Consider evaluations of voucher programs like the one before the Legislature right now. I’ve described elsewhere how these studies show catastrophic
academic harm to students who switch to private school with a voucher. That’s because vouchers tend to pay tuition, not at elite providers that don’t need the tax dollars, but at subprime schools needing the bailout — including those popping up to cash in on the new government subsidy.

Here’s something else those programs tell us: Although supporters often describe school choice as a long-term opportunity, the reality is that, for many kids, school choice is just a revolving door in and out of a new academic setting. And that’s especially true with vouchers.

Studies show that more than 1 out of 5 students give up their voucher every year. In some places like Florida that number is as high as two-thirds of voucher students leaving the program within two academic years. Similarly, the numbers publicly available from Indiana, Louisiana, and Wisconsin range between 20 and 30 percent annual student attrition.

These exit rates matter not only because they underscore the false promise vouchers give to at-risk students — switching from school to school is a well-understood marker of academic or economic duress — but because they imply a huge potential fiscal waste.

Voucher supporters say it’s easy: The “dollars follow the kid” (this already happens with public schools, which is why count days exist). But it’s not that simple. Public programs with price tags in the hundreds of millions of dollars never are.

Imagine a parent who spends all of the proposed $8000 of their voucher at a private school nearby. Let’s say that before the last Friday in October — Snapshot Day — she sees the school simply isn’t working for her child and withdraws him. Will that private school keep the money? Or will the “dollars follow the kid” immediately back to the public school?

Imagine that parent waits until the holiday season to make the change. And in January, she enrolls her child back in a local public classroom.

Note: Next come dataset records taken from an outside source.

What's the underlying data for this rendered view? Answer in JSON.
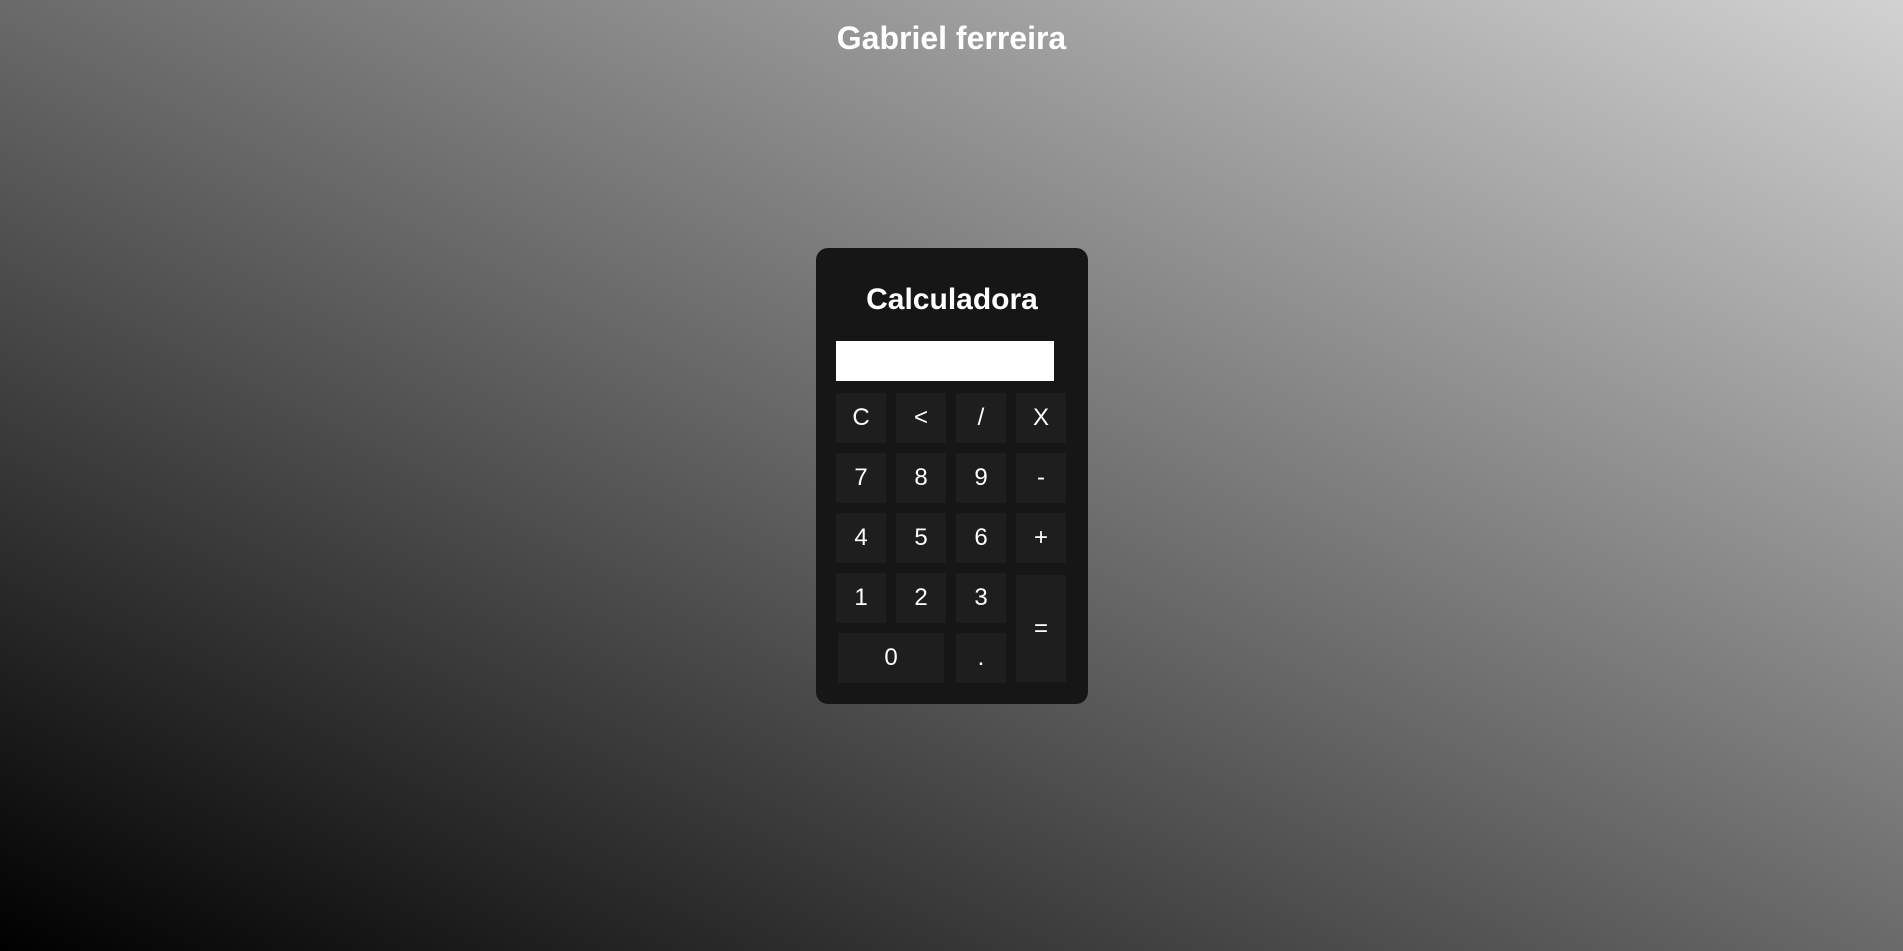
{
  "page": {
    "title": "Gabriel ferreira"
  },
  "calculator": {
    "title": "Calculadora",
    "display_value": "",
    "buttons": {
      "clear": "C",
      "backspace": "<",
      "divide": "/",
      "multiply": "X",
      "seven": "7",
      "eight": "8",
      "nine": "9",
      "minus": "-",
      "four": "4",
      "five": "5",
      "six": "6",
      "plus": "+",
      "one": "1",
      "two": "2",
      "three": "3",
      "equals": "=",
      "zero": "0",
      "decimal": "."
    }
  },
  "colors": {
    "panel_background": "#161616",
    "button_background": "#1e1e1e",
    "display_background": "#ffffff",
    "text": "#ffffff"
  }
}
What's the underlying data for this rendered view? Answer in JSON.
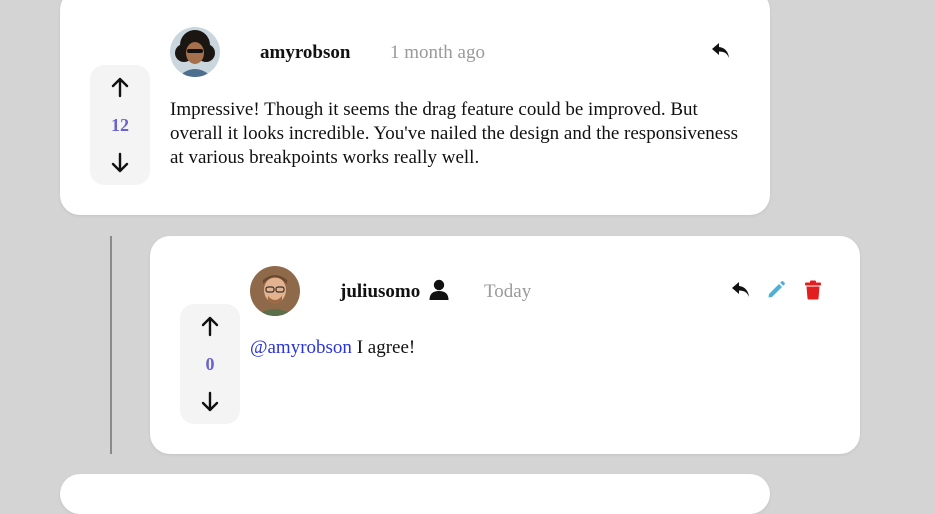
{
  "comments": [
    {
      "username": "amyrobson",
      "timestamp": "1 month ago",
      "score": "12",
      "body": "Impressive! Though it seems the drag feature could be improved. But overall it looks incredible. You've nailed the design and the responsiveness at various breakpoints works really well.",
      "actions": [
        "reply-icon"
      ]
    }
  ],
  "replies": [
    {
      "username": "juliusomo",
      "timestamp": "Today",
      "score": "0",
      "mention": "@amyrobson",
      "body": "I agree!",
      "is_current_user": true,
      "actions": [
        "reply-icon",
        "edit-icon",
        "delete-icon"
      ]
    }
  ],
  "colors": {
    "score": "#6a63c9",
    "mention": "#2a35d9",
    "edit": "#4fb0d6",
    "delete": "#e31e1e",
    "timestamp": "#9a9a9a",
    "background": "#d4d4d4"
  }
}
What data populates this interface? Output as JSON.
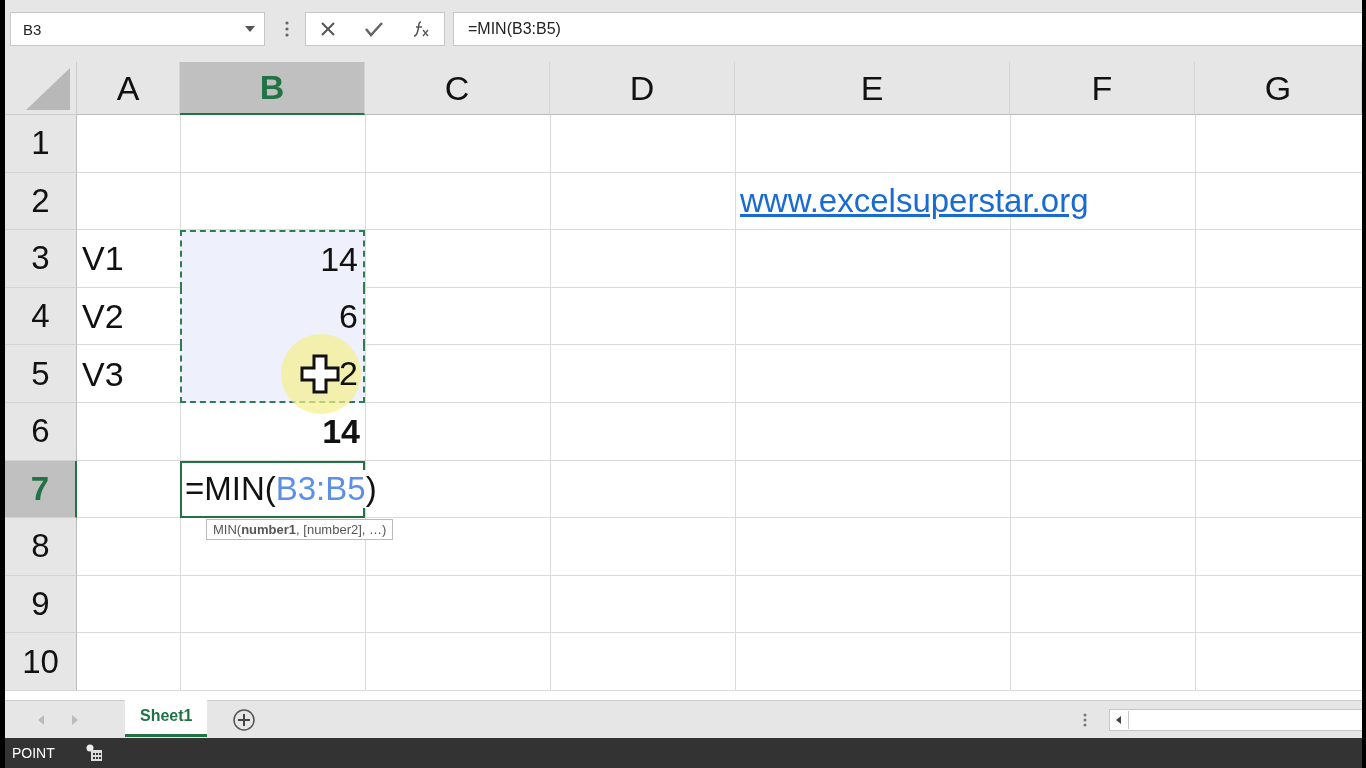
{
  "name_box": {
    "value": "B3"
  },
  "formula_bar": {
    "value": "=MIN(B3:B5)"
  },
  "columns": [
    {
      "label": "A",
      "selected": false
    },
    {
      "label": "B",
      "selected": true
    },
    {
      "label": "C",
      "selected": false
    },
    {
      "label": "D",
      "selected": false
    },
    {
      "label": "E",
      "selected": false
    },
    {
      "label": "F",
      "selected": false
    },
    {
      "label": "G",
      "selected": false
    }
  ],
  "rows": [
    {
      "label": "1",
      "selected": false
    },
    {
      "label": "2",
      "selected": false,
      "cells": {
        "E": {
          "kind": "link",
          "text": "www.excelsuperstar.org"
        }
      }
    },
    {
      "label": "3",
      "selected": false,
      "cells": {
        "A": {
          "kind": "text",
          "text": "V1"
        },
        "B": {
          "kind": "number",
          "text": "14",
          "in_range": true
        }
      }
    },
    {
      "label": "4",
      "selected": false,
      "cells": {
        "A": {
          "kind": "text",
          "text": "V2"
        },
        "B": {
          "kind": "number",
          "text": "6",
          "in_range": true
        }
      }
    },
    {
      "label": "5",
      "selected": false,
      "cells": {
        "A": {
          "kind": "text",
          "text": "V3"
        },
        "B": {
          "kind": "number",
          "text": "2",
          "in_range": true,
          "cursor": true
        }
      }
    },
    {
      "label": "6",
      "selected": false,
      "cells": {
        "B": {
          "kind": "number",
          "text": "14",
          "bold": true
        }
      }
    },
    {
      "label": "7",
      "selected": true,
      "cells": {
        "B": {
          "kind": "editing",
          "parts": [
            {
              "kind": "plain",
              "text": "=MIN("
            },
            {
              "kind": "reference",
              "text": "B3:B5"
            },
            {
              "kind": "plain",
              "text": ")"
            }
          ],
          "tooltip": "MIN(**number1**, [number2], …)"
        }
      }
    },
    {
      "label": "8",
      "selected": false
    },
    {
      "label": "9",
      "selected": false
    },
    {
      "label": "10",
      "selected": false
    }
  ],
  "sheet_tabs": [
    {
      "label": "Sheet1",
      "selected": true
    }
  ],
  "status_bar": {
    "mode": "POINT"
  }
}
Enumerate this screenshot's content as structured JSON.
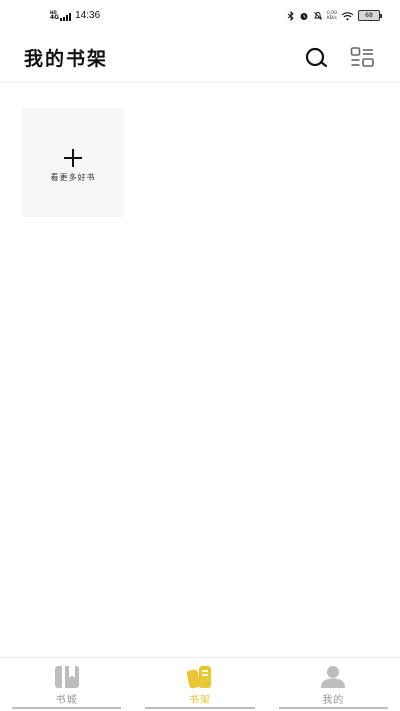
{
  "status_bar": {
    "network": "4G",
    "network_sub": "HD",
    "time": "14:36",
    "speed_value": "0.00",
    "speed_unit": "KB/s",
    "battery": "68"
  },
  "header": {
    "title": "我的书架",
    "search_icon": "search-icon",
    "list_icon": "list-view-icon"
  },
  "shelf": {
    "add_label": "看更多好书"
  },
  "bottom_nav": {
    "active_color": "#e8c832",
    "inactive_color": "#9a9a9a",
    "tabs": [
      {
        "label": "书城",
        "icon": "bookstore-icon"
      },
      {
        "label": "书架",
        "icon": "bookshelf-icon",
        "active": true
      },
      {
        "label": "我的",
        "icon": "profile-icon"
      }
    ]
  }
}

Will that local school be forced to enroll her child — a refugee from the voucher program — on its own local dime for the rest of the year?

Do these answers change if instead of the parent deciding to remove her child, the private school has made that choice instead?

If the voucher school has asked or forced her child to leave — something the current legislation permits for any reason along with denying admission in the first place — will it keep her tuition dollars as long as it waits until after Snapshot Day to do so?

These 30 percent of voucher decliners aren’t just numbers. The studies from other states tell us they’re likely vulnerable: kids who are scoring lower on school exams, kids from lower income families, children of color, and children from single-mom households.

Senate Bill 8 only stipulates that parents must notify the state of their exit within 30 business days; it does not establish a process to recover those dollars. And even when state guidance on these questions is issued, who will enact them? The fiscal note on SB8 makes assumptions about staff and legal support to run the program, but the legislation itself is ambiguous on issues like tuition reimbursement, or even the authority that compliance officers have to recover state funds.

Details matter. The ballooning voucher budget in Arizona and controversial new roll-out in Arkansas warn us that making public policy by slogan — however clever “fund students, not systems” might sound — is no substitute for careful planning.

The revolving door of school voucher tuition is one such detail — one that not only affects taxpayers’ bottom-line, but more basic issues of equity and opportunity as well. The bottom line for SB8 then, based on the evidence in other states, is that school voucher-type programs are on average bad for kids and bad for taxpayers. Texas would do well to reject them now.